Contre la fraude bancaire, et dans le cadre des obligations de lutte anti-blanchiment, les banques ont des obligations de précaution, parfois agaçantes pour les particuliers qui y voient une sorte d’inquisition (« d’où vient votre argent? ») ou une restriction à l’utilisation de leurs moyens de paiements (paiements par carte inhabituels parfois bloqués). Étrangement, certaines banques se montrent bien moins prudentes avec leurs clients professionnels, en particulier pour des transferts importants inhabituels d’entreprises victimes de fraudes « au faux président ».
L’affaire qui nous occupe illustre le décalage entre les procédures strictes imposées aux banques, et leur réalité souvent plus désinvolte. Elle rappelle la vigilance dont chacun doit faire preuve, dans sa vie privée comme professionnelle, pour esquiver les tentatives d’escroqueries par ruses et usurpation d’identité, facilitées par l’anonymat d’Internet et des télécommunications. Si la prudence de tous est essentielle, le jugement de cette fraude pointe aussi la responsabilité spécifique des banques, vis-à-vis de leurs clients et de leurs obligations de lutte anti-blanchiment.
Si vous n’en avez jamais entendu parler, la « fraude au président », ou plus précisément au « faux président », est une arnaque assez simple en apparence : des escrocs usurpent l’identité d’un dirigeant d’entreprise pour extorquer à ses subalternes des transferts d’argent, souvent sous prétexte de financer une soi-disant opération financière ultra confidentielle requérant la plus grande discrétion. En pratique, il ne suffit pas d’avoir un bagout de bonimenteur pour emporter le butin. Les escrocs mêlent des méthodes de contre-espionnage, des compétences de hackers (piratage informatique) et de blanchiment d’argent criminel pour arriver à leurs fins.
De plus en plus d’entreprises tombent dans le panneau et se font ainsi plumer des millions. Depuis 2010, des PME ou multinationales françaises se seraient ainsi fait dévaliser près de 300 millions d’euros, selon Le Figaro. Parmi les cas emblématiques, le groupe Michelin s’est fait délester de 1,6 million d’euros, selon LeParisien.fr, tandis que Seretram, qui met en boîte le maïs Géant Vert dans les Landes, s’est fait siphonner 17 millions d’euros.
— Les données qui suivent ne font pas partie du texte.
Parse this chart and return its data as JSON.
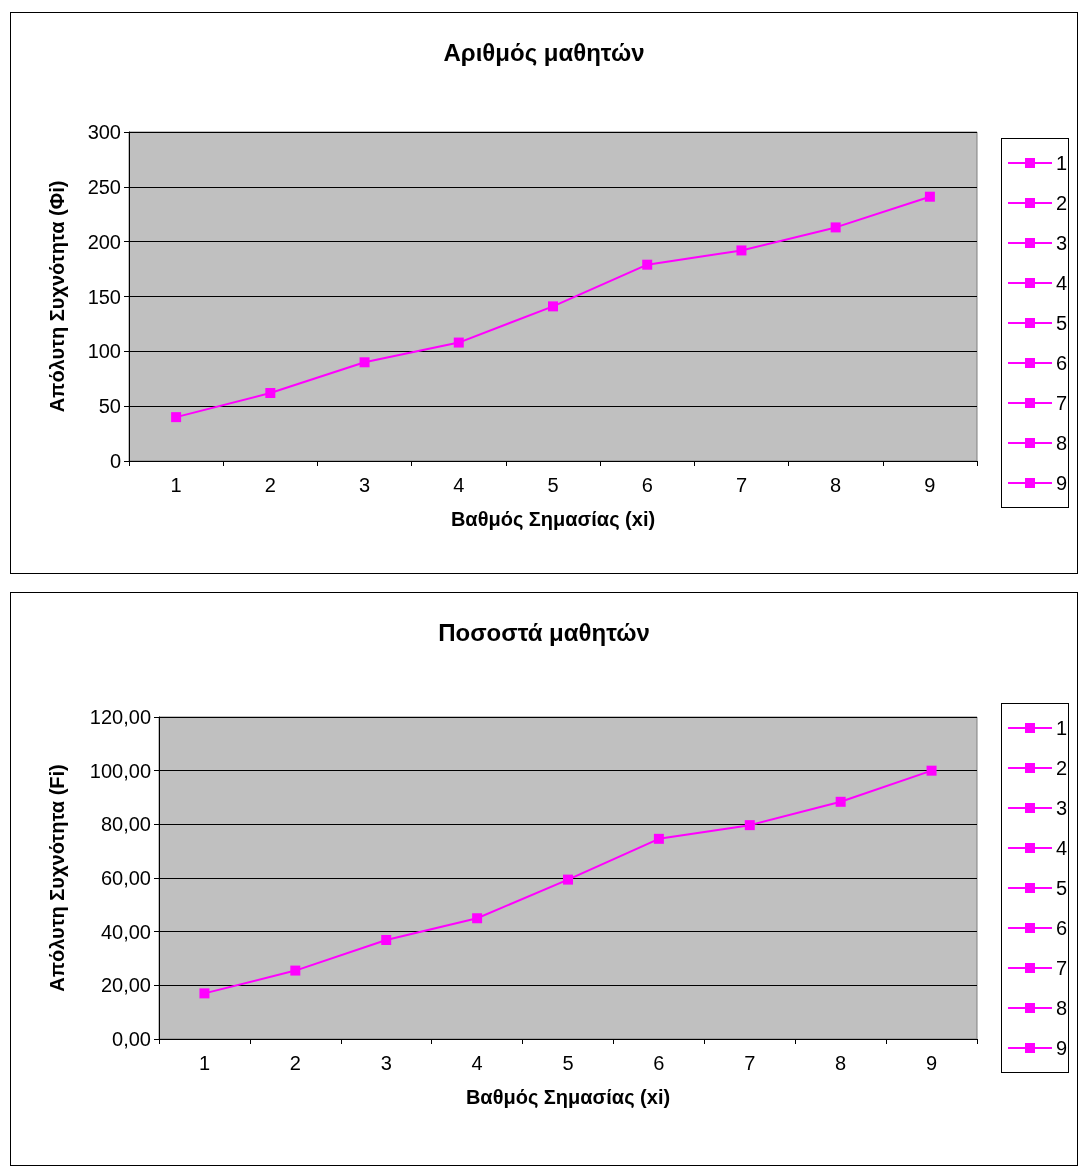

L’arnaque n’est pas nouvelle, même les comptables de l’Elysée auraient failli se faire avoir de 2 millions d’euros en 2011, selon l’article de notre confrère Thierry Fabre dans Challenges titré « Menace sur le CAC 40 : les nouveaux escrocs pêchent au gros ».
La nouveauté, dans ce genre d’affaires, est que la justice reconnaît la responsabilité des banques vis-à-vis de l’argent confié par leurs clients. Même si elles ont parfois tendance à l’oublier, on sait déjà que les banques ont l’obligation de rembourser leurs clients victimes de fraudes sur leur carte bancaire. Mais comme les particuliers sont généralement peu informés de leurs droits, l’article que nous avons consacré à ce sujet, avec des conseils pour se faire rembourser, est l’un des plus consultés sur Deontofi.com.
Dans un cas de fraude au faux président, la responsabilité de la banque n’est pas de la même nature que dans une fraude sur carte bancaire. Dans ce dernier cas, la loi oblige la banque à rembourser d’abord, quitte à contester ensuite si elle peut prouver que son client est responsable de la fraude dont il demande le remboursement. Dans une fraude au faux président, les escrocs parviennent à se faire envoyer des virements en trompant les salariés de l’entreprise victime. Il est alors facile pour les banques de plaider qu’elles n’ont fait qu’exécuter les ordres de l’entreprise cliente. Mais le fait d’exécuter un ordre n’exonère pourtant pas la banque de ses responsabilités, quand elle oublie la moitié des vérifications figurant dans ses obligations de vigilance vis-à-vis des risques de blanchiment.